We sang, trusting the man with the stick, and heard beautiful things.

Outside of rehearsal, I panicked at first to learn that many stores closed by 7 pm, but began to cherish the fact after a while, as it signified to me a more relaxed lifestyle with priorities stacked sanely. On another day, I became worried after hearing that the barbecue that the Swiss students had organized for the MIT students was poorly attended because of rain. Yuliya reassured me with an explanation of the friendly custom of barbecues in Lausanne. No food had been prepared and wasted, as I had feared, because barbecues are arranged so that a hot grill awaits any items brought by the people attending; everyone supplies his own food and then cooks and enjoys it with everyone else. In fact, the lake shore has so many public grills that, if you’re unsure of how to fire one up, you can probably just walk along the shore on a sunny day with a hunk of meat in your hand, and count on running into friends who have already started a barbecue.

After our first rehearsal in the Notre Dame Cathedral, I mentioned finding the bus stop to Yuliya, and she asked, “Why don’t we walk?
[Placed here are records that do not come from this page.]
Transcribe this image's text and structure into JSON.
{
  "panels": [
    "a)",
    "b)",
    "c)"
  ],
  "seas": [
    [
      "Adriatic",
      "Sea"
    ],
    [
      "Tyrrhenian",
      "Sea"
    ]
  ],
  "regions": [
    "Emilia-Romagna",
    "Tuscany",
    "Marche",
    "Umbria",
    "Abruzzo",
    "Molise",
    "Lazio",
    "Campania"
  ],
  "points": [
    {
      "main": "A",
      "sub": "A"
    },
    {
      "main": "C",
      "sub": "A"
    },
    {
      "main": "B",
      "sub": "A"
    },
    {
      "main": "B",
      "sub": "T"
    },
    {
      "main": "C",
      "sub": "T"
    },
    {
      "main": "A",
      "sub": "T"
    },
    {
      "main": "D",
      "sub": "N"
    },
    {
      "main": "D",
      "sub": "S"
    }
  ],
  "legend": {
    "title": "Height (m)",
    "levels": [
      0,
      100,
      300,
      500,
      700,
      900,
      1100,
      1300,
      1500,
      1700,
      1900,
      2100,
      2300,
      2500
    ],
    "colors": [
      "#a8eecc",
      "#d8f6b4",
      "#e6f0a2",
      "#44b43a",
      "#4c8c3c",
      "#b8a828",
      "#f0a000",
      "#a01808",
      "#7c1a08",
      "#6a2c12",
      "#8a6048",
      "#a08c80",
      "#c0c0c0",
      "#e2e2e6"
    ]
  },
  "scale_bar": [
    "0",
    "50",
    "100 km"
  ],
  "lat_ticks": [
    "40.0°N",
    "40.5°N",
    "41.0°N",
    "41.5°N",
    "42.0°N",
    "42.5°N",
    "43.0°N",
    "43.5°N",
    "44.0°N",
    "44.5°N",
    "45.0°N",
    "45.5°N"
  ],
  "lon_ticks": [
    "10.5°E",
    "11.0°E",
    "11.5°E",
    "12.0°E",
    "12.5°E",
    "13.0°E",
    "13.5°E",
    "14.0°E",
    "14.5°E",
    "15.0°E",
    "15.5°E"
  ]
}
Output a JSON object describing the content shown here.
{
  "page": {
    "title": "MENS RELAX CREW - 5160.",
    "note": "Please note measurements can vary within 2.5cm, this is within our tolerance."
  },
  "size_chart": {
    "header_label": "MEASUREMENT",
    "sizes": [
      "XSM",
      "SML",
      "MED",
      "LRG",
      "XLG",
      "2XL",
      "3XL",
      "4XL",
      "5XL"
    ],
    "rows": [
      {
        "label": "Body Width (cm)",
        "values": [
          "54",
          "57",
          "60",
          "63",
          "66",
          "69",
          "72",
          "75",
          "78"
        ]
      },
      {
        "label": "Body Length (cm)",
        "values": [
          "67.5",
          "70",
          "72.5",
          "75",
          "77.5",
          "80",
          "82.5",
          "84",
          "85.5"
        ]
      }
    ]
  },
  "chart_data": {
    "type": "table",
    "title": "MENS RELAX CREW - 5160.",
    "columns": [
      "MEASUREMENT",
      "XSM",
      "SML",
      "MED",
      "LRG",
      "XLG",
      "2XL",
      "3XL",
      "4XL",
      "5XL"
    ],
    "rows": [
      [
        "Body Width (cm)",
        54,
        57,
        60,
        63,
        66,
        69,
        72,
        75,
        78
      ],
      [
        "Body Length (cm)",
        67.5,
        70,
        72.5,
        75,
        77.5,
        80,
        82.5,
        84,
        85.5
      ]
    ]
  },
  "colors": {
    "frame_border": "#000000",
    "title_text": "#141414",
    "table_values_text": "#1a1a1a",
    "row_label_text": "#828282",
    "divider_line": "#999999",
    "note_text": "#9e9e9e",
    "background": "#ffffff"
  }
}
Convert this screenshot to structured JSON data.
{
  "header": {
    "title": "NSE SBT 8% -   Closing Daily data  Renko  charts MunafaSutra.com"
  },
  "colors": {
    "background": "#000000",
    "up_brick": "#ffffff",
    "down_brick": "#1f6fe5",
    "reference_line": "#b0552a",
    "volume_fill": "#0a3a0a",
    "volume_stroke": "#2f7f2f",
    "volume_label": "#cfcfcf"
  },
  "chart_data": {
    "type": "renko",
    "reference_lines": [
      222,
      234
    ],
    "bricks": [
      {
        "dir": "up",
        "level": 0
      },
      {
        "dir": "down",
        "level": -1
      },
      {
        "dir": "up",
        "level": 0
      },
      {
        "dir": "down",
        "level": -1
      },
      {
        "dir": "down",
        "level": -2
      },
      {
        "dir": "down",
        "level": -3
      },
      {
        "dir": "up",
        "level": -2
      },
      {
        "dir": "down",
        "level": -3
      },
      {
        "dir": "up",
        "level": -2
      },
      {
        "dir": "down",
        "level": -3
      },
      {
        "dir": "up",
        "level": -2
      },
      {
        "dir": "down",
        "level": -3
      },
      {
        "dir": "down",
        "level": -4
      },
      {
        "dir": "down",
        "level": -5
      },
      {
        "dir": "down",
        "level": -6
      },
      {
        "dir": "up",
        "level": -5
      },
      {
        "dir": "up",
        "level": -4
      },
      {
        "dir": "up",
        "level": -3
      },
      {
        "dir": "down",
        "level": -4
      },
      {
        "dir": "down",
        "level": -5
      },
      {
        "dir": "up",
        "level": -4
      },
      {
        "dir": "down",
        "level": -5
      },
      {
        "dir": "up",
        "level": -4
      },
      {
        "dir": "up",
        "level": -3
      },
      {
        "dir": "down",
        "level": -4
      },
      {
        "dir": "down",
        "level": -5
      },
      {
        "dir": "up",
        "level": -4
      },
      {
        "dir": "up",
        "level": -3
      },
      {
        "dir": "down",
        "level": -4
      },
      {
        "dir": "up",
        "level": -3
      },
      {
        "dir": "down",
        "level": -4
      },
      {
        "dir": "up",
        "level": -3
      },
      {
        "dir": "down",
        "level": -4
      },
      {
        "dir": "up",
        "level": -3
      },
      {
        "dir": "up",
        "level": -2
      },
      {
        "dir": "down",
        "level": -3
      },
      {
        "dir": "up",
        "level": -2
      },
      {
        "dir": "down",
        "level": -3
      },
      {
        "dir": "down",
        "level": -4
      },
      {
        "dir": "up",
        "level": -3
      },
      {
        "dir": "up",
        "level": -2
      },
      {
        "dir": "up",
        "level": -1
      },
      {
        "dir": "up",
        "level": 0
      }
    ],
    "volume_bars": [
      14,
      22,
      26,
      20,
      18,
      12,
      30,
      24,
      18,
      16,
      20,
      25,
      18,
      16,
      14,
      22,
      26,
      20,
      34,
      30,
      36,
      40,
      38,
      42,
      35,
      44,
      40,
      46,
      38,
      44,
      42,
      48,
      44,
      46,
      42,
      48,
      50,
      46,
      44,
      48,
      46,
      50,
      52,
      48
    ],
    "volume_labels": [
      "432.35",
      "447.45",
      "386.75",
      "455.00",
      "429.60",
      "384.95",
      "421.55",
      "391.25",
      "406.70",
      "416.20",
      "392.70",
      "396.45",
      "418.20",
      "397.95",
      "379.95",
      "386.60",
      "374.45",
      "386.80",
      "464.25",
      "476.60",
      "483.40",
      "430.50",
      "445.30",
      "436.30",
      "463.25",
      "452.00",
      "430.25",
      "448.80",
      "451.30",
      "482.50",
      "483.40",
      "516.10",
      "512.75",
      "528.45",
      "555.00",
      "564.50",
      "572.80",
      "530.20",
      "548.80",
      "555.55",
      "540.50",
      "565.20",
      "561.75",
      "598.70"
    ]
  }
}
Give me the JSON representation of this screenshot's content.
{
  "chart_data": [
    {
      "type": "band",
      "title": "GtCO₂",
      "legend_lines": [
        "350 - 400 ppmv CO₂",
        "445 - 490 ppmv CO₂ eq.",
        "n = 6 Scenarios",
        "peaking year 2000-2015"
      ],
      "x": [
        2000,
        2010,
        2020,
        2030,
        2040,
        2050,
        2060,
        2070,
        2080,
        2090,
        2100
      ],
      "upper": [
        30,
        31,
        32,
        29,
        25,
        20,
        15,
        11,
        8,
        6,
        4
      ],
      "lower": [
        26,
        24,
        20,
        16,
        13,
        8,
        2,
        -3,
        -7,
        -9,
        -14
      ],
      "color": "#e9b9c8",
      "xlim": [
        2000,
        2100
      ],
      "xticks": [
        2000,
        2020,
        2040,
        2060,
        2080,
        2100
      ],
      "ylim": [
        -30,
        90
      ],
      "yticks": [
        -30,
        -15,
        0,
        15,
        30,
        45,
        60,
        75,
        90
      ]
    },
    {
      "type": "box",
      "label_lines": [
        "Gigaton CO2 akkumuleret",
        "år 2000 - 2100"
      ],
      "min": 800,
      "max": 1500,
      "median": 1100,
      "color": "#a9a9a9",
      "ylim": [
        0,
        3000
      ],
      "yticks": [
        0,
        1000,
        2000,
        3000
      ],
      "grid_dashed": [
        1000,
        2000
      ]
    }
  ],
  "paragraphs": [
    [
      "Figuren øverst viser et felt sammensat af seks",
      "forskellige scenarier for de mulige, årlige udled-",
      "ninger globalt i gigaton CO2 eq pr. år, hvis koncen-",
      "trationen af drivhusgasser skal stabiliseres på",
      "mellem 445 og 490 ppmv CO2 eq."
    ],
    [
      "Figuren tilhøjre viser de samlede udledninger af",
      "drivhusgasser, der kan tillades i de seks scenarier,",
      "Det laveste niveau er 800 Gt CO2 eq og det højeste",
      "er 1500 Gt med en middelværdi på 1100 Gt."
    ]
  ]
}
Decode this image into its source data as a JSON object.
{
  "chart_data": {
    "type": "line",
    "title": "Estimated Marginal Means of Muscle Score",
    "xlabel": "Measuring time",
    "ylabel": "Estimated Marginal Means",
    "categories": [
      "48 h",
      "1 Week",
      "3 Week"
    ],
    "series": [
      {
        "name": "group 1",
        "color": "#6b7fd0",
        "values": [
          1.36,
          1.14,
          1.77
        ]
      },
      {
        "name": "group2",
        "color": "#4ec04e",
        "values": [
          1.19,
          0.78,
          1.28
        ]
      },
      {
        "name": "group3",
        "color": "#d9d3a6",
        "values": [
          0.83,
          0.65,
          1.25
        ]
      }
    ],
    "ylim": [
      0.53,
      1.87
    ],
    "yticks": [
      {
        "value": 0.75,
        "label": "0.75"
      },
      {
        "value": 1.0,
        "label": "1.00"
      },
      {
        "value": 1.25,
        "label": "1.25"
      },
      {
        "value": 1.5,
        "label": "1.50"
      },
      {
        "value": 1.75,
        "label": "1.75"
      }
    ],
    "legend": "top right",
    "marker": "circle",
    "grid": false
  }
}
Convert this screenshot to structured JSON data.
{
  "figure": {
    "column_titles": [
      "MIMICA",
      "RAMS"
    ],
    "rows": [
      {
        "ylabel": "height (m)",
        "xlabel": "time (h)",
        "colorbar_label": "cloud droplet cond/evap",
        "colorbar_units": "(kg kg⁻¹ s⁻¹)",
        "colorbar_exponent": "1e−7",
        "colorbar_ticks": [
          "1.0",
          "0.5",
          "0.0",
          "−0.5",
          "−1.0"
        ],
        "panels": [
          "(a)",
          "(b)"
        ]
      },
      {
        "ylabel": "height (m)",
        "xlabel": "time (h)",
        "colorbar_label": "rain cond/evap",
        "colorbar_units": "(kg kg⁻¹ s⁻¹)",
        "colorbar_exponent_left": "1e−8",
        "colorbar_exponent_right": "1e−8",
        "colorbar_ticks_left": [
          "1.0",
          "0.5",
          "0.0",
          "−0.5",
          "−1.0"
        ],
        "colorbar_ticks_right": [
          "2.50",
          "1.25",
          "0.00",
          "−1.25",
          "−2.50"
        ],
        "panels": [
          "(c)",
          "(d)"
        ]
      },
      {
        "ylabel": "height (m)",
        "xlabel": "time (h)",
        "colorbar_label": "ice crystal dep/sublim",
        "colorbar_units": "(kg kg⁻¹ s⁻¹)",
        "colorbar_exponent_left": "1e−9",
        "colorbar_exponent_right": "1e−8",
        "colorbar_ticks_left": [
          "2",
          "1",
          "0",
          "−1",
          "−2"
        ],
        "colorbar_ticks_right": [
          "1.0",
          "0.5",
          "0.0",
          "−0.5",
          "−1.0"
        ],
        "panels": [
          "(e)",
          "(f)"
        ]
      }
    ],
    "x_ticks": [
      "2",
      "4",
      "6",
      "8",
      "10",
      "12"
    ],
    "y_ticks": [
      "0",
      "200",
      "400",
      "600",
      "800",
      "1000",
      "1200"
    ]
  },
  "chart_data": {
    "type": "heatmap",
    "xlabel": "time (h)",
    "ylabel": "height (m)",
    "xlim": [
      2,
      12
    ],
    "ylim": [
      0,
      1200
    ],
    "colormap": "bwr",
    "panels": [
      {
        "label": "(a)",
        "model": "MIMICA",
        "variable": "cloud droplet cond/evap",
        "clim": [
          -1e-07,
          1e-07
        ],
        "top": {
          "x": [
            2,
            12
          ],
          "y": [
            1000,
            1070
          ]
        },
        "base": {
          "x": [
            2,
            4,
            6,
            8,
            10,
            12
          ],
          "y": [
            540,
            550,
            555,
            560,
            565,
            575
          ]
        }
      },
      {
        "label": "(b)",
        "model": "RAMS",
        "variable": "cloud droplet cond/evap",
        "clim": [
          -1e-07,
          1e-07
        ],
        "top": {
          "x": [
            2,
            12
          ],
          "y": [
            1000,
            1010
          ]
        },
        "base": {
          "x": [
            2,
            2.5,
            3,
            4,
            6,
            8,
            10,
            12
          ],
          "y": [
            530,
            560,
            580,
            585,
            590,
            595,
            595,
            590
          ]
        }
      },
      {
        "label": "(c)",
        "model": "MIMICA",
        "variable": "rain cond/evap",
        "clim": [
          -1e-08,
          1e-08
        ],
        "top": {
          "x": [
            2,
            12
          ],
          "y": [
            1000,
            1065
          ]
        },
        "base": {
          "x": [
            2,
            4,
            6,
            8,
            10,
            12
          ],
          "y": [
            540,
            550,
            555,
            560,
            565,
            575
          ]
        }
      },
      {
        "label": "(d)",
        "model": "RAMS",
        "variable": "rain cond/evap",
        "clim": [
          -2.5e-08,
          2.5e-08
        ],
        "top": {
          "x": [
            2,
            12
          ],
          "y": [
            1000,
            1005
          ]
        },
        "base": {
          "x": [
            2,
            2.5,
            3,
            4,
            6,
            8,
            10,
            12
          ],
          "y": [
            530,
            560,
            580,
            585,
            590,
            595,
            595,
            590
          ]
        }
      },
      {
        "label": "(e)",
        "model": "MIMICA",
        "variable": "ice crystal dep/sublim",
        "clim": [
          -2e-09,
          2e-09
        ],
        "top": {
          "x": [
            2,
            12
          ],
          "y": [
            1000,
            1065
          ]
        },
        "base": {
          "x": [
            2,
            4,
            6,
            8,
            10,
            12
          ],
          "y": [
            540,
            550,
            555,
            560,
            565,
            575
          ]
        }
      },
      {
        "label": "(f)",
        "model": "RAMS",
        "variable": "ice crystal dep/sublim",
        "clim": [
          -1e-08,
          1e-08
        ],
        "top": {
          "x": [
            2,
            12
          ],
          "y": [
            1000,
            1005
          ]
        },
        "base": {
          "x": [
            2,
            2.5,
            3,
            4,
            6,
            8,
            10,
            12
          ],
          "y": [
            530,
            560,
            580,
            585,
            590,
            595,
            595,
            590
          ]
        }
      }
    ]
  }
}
It will take the same amount of time, and it is beautiful.” My inner American wanted to retort, “So then let’s take the bus...” But she was right, and the walk was revitalizing.

I left Switzerland wanting to brag about hiking in the Alps, exploring the Château de Chillon, or singing an extraordinary piece of music in the Notre Dame Cathedral in Lausanne. But once I returned to MIT, I hardly had returned my luggage to my room before I felt, amid the sights and stories swirling in my mind, a more urgent and powerful lesson I learned from the trip. With me was the foreign and striking presence of a new desire to live carefully and fully.

Like beautiful music, and art in general, our trip to Lausanne enriched my life. I may remain a classic MIT student, thriving off hard work and feelings of accomplishment, but I now realize that I can simultaneously forsake my traditional tunnel vision and enjoy my time and place in life along the way. I can dare to put down the problem set once in a while to enjoy the company of others, the rich culture of Boston, occasional beautiful weather, everything that exists while I attend MIT but may disappear at any moment if I ignore it.

I have become a new fan of the Swiss tempo, keeping every important task on my checklist, but all the while slowing down my life just a bit and savoring details and harmonies that would have gone unnoticed before. A ten day visit to Lausanne helped introduce me to the strange new world of a balanced, more meaningful life, and almost instantly, it felt right. It was like home to me.